HPD Officers Say They Must Reach Quota

POSTED: 8:40 pm HST November 26, 2008
UPDATED: 8:56 pm HST November 26, 2008

Many people said they think if they don't go more than 10 miles per hour over the speed limit police will not give them a ticket. But a KITV investigation has revealed new ticket quotas at the Honolulu Police Department have some officers writing speeding tickets to drivers going just a few miles per hour over the limit.

Since October, police officers in the traffic enforcement division told KITV they have been required to give four speeding tickets an hour. To keep up with that quota, some officers said they're ticketing motorists for driving only a few miles over the speed limit.

Kaneohe Marine Ray Zimmerman, just back from the Iraq War, knows about that first hand.

"It just didn't make sense. It was absurd," Zimmerman said.

He said he was driving his Saab toward town on the H-3 Freeway on Nov. 14 on his way to celebrate his 22nd birthday, with his wife and infant son, when a motorcycle officer gave him a ticket for going just seven miles over the speed limit.

The H-3 speed limit decreases from 60 to 55 and then to 45 miles an hour just before the onramps to the H-1 going downhill and that's where he said he was clocked going 52, in a 45 mile-per-hour zone.

"I have perfect control of this car.

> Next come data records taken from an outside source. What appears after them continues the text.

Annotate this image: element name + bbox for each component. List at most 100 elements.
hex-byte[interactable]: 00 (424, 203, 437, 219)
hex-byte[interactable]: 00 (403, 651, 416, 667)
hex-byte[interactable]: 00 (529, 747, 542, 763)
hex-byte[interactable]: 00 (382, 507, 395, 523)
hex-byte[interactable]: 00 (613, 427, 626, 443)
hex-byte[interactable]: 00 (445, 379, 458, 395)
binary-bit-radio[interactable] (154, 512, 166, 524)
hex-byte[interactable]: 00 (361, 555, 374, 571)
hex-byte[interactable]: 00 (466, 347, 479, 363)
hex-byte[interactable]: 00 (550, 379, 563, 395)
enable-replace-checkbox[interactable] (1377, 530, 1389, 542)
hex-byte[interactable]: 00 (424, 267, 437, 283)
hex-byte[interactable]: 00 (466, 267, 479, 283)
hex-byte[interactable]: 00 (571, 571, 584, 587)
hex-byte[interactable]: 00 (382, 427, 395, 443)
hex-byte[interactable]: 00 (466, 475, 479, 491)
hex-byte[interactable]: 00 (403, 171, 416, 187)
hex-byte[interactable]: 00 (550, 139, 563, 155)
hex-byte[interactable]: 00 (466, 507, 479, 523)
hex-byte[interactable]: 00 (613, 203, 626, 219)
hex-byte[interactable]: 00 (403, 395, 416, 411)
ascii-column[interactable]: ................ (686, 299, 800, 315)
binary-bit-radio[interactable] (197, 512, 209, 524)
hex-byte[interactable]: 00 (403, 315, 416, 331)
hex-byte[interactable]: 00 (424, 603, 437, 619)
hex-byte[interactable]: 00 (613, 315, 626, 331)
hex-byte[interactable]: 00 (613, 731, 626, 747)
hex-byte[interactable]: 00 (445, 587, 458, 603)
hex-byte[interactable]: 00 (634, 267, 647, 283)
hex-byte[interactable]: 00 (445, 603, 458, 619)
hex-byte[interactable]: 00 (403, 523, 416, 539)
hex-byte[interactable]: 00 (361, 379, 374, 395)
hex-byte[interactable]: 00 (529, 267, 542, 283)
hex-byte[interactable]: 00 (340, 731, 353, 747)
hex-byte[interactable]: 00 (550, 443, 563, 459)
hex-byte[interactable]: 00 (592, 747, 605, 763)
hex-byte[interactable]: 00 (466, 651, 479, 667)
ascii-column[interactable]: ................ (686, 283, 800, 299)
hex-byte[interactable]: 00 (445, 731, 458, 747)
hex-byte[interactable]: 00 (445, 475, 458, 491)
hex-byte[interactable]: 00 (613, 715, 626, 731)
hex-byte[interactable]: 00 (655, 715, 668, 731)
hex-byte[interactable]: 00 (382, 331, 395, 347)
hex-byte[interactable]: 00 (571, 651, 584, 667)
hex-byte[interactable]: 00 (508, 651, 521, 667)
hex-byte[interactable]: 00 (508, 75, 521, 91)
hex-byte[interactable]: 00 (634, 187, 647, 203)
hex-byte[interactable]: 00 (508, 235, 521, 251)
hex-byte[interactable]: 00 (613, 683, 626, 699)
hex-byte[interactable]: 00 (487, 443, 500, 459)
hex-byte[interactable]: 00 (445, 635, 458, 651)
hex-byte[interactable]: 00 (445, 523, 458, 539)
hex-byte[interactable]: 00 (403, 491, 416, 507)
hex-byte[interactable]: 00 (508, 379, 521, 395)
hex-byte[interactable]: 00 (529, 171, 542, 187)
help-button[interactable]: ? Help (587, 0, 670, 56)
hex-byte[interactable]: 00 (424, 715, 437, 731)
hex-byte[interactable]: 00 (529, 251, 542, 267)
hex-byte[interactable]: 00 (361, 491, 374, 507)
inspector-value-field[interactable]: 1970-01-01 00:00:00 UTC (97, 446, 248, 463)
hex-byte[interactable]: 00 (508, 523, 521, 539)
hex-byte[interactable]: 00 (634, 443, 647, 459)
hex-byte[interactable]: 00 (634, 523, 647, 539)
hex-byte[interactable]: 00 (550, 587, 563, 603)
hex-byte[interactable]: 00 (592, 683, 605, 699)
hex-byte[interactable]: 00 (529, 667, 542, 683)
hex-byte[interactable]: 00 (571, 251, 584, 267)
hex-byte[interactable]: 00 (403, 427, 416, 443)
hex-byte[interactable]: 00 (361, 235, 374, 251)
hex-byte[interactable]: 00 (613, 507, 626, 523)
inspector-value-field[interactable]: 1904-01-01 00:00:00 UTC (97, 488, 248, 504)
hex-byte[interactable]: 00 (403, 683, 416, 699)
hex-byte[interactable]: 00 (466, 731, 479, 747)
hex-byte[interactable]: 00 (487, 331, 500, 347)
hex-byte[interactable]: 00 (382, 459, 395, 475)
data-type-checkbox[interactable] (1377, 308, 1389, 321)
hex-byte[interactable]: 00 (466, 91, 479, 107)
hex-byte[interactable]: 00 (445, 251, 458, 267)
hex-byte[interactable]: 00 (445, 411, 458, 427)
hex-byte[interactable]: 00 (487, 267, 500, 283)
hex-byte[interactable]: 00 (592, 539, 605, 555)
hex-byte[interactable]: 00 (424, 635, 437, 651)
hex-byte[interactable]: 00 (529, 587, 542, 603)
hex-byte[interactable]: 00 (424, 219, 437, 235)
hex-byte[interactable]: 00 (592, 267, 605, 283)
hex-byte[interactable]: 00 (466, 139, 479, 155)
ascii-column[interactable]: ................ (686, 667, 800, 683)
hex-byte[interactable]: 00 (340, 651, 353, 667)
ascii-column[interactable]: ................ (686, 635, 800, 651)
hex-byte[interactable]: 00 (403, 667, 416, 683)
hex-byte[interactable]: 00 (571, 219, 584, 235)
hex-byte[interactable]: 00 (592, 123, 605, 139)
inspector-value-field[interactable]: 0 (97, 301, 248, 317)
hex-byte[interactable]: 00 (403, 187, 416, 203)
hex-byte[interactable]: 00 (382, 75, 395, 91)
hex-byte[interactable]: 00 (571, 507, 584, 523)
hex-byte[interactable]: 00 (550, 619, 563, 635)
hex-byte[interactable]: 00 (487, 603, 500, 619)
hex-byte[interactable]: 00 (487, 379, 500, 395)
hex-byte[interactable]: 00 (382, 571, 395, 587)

I don't feel like I'm about to kill a person and I have my 7-month-old son and wife in this car," Zimmerman said.

He said he will challenge the ticket in court, fearful it will raise his insurance rates.

"The people who are getting the citations aren't happy about it. So, they're going to look at ways to say that well, 'I'm getting the citation because of this...' The bottom line is: if you violate the law, you stand a chance of getting cited," said Maj. Frank Fujii, with the HPD.

HPD's spokesman said the department made traffic enforcement a priority this year to improve roadway safety.

So far, there have been 41 traffic fatalities on Oahu in 2008 which is far fewer than last year at the same time when there were 67 deaths. It was half as many traffic fatalities compared to 2006 when the number stood at 82.

"If enforcement is going to be something that keeps the roadways safe, I think everybody benefits," Fujii said.

But lawyers said judges will likely throw the tickets out of court wasting the time of drivers, police, judges and their staffs.